2) expose them on the same domain name (multiple A records, loadbalancers, whatever you want)

3) set them as mirrors in each machine's docker daemon

In case one of your mirrors go down, take them out of the DNS/LB rotation. That's it.

[wmf]

Why is no one talking about this solution?

[ArchOversight]

Cause users still need to update where they are pulling from.

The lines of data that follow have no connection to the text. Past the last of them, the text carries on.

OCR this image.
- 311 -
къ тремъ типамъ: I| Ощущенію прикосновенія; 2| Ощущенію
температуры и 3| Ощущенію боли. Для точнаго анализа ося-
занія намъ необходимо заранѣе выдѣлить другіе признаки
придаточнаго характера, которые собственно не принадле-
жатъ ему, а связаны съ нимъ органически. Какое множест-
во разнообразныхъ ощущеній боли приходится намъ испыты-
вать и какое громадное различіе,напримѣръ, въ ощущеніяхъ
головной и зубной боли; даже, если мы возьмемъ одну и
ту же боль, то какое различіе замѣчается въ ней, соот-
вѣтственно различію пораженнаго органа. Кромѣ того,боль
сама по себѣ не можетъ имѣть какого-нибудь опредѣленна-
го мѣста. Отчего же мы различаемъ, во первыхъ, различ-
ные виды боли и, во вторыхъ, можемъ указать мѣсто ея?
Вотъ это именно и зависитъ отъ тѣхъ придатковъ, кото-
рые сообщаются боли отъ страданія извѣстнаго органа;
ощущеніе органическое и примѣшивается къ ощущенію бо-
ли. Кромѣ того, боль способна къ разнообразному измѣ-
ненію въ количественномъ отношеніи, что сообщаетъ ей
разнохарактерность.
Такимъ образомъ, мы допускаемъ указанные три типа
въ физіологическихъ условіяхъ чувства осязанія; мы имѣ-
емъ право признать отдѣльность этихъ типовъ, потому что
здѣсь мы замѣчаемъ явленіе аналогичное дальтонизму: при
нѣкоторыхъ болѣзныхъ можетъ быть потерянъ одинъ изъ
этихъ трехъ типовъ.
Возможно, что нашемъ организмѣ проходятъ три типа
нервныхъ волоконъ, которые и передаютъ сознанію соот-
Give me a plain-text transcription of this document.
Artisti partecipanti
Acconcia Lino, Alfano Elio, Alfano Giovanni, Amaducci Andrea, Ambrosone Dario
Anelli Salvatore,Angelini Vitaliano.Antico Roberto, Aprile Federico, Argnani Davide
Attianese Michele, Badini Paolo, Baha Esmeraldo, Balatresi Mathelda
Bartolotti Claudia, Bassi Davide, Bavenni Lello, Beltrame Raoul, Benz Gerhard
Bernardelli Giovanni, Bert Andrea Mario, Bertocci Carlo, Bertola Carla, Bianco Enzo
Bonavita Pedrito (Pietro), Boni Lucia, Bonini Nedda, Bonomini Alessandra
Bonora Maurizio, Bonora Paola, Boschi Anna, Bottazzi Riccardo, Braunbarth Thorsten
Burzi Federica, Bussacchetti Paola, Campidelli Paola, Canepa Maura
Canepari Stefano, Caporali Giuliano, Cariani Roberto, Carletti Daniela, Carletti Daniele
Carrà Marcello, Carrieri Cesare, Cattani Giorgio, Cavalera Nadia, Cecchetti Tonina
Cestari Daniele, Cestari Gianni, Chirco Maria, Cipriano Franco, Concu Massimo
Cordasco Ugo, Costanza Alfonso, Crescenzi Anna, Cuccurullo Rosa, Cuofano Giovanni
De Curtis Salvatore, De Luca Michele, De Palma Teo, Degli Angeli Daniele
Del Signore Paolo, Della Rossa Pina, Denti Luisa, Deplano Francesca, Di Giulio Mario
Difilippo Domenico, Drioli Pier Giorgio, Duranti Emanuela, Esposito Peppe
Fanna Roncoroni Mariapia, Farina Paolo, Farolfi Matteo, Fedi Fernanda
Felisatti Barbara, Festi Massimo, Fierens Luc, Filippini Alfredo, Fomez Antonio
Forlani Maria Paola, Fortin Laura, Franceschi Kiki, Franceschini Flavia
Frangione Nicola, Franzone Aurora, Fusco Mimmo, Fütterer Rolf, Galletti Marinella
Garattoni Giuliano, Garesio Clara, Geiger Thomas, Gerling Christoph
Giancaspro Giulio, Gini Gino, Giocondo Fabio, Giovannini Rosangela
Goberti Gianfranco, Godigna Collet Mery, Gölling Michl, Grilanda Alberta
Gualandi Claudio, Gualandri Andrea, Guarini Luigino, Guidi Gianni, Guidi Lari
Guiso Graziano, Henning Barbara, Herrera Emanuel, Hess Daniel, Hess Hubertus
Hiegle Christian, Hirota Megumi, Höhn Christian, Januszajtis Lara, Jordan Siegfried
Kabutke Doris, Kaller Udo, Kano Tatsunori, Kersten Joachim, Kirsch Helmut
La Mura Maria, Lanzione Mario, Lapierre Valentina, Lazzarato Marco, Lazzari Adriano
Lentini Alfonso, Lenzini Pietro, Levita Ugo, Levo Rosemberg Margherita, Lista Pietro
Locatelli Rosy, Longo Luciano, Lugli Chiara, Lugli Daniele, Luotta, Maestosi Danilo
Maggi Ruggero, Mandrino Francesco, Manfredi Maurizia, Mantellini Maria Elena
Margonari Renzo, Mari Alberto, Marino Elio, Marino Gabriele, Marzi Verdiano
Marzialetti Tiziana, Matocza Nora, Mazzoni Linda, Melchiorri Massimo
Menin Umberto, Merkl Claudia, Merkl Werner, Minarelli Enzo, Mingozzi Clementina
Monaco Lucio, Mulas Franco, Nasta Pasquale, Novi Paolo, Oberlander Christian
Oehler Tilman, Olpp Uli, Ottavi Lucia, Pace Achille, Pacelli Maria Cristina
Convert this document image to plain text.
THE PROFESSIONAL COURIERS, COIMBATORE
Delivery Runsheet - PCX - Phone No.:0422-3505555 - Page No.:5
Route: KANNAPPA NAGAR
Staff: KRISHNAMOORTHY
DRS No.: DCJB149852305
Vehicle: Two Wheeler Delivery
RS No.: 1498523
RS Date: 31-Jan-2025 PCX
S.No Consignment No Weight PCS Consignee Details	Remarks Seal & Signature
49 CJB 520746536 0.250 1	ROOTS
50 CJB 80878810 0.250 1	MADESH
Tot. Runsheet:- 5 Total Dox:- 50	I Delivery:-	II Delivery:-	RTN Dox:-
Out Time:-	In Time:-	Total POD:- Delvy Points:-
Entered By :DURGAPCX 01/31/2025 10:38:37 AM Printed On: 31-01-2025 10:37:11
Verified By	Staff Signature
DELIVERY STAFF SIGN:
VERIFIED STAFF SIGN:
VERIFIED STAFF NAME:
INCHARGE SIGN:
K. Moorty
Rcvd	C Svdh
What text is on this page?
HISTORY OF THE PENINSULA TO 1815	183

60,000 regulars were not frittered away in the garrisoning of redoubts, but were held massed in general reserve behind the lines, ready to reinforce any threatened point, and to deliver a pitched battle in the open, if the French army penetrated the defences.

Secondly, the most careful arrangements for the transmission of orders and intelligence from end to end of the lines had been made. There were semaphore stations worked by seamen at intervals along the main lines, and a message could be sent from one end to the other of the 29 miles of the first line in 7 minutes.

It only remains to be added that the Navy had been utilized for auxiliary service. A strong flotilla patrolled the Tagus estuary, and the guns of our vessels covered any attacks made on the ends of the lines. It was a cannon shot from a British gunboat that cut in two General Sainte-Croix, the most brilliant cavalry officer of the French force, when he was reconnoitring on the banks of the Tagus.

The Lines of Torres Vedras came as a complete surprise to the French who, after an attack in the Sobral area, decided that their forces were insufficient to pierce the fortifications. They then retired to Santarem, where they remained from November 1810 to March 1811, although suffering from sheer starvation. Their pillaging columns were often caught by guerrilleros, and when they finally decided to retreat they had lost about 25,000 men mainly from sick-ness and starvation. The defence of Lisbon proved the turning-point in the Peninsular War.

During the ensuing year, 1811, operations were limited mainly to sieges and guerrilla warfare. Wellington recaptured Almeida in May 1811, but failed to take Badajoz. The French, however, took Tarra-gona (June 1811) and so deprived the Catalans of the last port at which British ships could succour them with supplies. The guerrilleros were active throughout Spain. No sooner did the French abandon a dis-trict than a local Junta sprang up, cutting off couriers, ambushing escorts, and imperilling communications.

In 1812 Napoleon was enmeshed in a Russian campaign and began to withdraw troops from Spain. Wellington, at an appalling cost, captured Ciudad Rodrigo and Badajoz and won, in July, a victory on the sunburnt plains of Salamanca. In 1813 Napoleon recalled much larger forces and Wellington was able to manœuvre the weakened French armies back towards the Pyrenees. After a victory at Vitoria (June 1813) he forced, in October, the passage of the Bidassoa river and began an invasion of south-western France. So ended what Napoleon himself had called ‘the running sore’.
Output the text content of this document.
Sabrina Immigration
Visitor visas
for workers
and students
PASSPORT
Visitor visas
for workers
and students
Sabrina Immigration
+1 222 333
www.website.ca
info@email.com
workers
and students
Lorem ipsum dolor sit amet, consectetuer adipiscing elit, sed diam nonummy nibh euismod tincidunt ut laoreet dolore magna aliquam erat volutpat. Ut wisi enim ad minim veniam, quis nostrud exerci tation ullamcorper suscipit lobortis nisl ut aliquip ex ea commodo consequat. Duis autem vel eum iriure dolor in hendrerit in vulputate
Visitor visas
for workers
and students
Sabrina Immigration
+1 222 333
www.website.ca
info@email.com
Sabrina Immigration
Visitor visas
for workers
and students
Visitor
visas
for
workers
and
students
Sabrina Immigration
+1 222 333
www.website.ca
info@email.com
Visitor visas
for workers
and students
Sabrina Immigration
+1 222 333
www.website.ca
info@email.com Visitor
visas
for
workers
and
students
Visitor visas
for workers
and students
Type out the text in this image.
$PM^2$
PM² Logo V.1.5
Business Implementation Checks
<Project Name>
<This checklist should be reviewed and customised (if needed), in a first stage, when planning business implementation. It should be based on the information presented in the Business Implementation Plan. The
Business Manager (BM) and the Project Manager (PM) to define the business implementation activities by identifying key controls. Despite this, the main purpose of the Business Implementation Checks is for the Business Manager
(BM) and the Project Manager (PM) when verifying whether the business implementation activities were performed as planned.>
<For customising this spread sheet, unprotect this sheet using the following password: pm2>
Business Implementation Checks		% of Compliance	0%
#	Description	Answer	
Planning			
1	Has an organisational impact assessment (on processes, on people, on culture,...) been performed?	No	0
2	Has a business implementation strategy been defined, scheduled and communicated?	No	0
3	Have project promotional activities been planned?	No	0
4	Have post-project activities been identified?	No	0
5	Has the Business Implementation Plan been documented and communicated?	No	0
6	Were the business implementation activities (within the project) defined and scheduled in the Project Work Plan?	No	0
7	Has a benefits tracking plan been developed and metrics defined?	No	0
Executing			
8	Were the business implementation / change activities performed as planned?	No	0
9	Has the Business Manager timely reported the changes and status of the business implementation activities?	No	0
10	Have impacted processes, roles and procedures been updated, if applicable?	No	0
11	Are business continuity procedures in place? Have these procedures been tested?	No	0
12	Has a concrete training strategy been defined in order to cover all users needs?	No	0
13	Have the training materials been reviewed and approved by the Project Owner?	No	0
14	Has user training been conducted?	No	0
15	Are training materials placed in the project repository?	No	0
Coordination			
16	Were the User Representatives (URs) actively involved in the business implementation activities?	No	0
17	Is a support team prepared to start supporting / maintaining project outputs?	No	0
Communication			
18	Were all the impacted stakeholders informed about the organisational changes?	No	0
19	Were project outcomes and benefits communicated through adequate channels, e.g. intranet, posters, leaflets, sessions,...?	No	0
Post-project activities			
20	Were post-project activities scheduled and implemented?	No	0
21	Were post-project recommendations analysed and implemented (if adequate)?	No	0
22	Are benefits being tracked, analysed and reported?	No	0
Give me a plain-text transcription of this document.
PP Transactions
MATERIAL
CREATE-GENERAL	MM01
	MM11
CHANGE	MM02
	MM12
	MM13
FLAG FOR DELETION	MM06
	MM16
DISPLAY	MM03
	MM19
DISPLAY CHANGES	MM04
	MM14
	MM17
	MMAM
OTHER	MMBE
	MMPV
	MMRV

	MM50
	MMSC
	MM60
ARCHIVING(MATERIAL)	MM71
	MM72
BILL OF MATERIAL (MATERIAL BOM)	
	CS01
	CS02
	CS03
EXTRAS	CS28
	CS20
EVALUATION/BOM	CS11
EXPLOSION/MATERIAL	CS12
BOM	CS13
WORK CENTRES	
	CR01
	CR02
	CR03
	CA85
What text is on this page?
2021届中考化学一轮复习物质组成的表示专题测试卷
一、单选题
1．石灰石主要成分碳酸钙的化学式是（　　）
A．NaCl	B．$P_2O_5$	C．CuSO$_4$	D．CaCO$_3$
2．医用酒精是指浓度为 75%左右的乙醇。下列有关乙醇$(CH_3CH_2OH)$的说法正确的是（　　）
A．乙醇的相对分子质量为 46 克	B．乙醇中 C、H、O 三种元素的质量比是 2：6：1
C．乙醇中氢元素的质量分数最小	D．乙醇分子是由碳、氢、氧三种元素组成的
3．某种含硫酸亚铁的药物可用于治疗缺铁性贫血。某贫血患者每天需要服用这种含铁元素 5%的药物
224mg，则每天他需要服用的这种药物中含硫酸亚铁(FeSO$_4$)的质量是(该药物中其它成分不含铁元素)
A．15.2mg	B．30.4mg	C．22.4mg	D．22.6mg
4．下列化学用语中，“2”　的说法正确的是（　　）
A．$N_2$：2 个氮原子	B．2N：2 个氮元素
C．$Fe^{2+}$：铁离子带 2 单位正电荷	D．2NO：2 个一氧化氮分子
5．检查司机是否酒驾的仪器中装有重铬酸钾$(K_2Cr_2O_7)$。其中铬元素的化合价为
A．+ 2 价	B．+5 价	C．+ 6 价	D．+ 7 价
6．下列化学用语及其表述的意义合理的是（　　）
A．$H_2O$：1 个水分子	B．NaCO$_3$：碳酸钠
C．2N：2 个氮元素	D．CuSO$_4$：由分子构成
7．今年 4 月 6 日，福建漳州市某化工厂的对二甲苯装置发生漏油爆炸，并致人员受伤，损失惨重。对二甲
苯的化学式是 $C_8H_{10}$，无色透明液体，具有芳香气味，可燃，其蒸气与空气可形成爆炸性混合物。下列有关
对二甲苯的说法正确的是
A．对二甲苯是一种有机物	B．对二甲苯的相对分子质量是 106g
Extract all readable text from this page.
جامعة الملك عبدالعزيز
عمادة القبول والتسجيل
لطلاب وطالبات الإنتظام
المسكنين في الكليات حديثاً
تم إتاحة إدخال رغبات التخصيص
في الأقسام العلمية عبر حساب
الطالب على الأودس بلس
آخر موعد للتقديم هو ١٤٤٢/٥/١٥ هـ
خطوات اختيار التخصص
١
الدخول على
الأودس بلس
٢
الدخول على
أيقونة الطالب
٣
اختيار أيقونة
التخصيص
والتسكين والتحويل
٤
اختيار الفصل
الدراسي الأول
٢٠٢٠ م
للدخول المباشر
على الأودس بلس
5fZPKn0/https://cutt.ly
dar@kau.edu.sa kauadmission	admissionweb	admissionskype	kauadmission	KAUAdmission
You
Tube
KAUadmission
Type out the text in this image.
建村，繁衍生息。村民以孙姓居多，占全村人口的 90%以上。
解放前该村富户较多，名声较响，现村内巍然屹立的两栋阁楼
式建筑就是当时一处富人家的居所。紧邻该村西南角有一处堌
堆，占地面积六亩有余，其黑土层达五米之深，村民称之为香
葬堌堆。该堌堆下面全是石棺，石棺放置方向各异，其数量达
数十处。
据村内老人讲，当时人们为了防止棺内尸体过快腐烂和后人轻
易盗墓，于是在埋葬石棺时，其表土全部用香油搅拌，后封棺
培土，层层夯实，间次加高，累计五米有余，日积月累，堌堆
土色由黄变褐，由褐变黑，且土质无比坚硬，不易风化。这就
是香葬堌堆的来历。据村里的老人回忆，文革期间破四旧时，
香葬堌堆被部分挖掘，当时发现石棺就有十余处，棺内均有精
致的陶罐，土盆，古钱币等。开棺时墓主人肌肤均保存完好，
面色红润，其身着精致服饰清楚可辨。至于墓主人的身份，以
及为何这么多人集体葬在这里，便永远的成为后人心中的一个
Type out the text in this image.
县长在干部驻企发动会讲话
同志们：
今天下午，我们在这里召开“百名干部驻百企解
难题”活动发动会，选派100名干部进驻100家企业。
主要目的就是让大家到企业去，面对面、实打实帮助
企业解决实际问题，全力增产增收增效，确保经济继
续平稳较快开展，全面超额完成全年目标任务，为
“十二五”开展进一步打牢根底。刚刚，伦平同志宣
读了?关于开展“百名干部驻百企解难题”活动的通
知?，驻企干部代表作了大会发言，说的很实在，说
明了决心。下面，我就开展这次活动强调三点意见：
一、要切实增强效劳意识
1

There'd need to be a way within docker to alias to the new URL so that what normally would go to docker hub ends up pulling from the mirror.

[mschuster91]

No they do not, that is the entire beauty of the pull-through mirror. For user code, as long as they keep referencing only to Dockerhub images, nothing needs to be changed (edit: except Gitlab CI configurations using docker:dind, which needs to be informed about the mirror).

The only downside is, as said, that it can't cache third party repos (quay.io comes to mind for people involved in k8s). For these, one has to mess with the resolv.conf and self-signed HTTPS certs for the Docker registry mirror.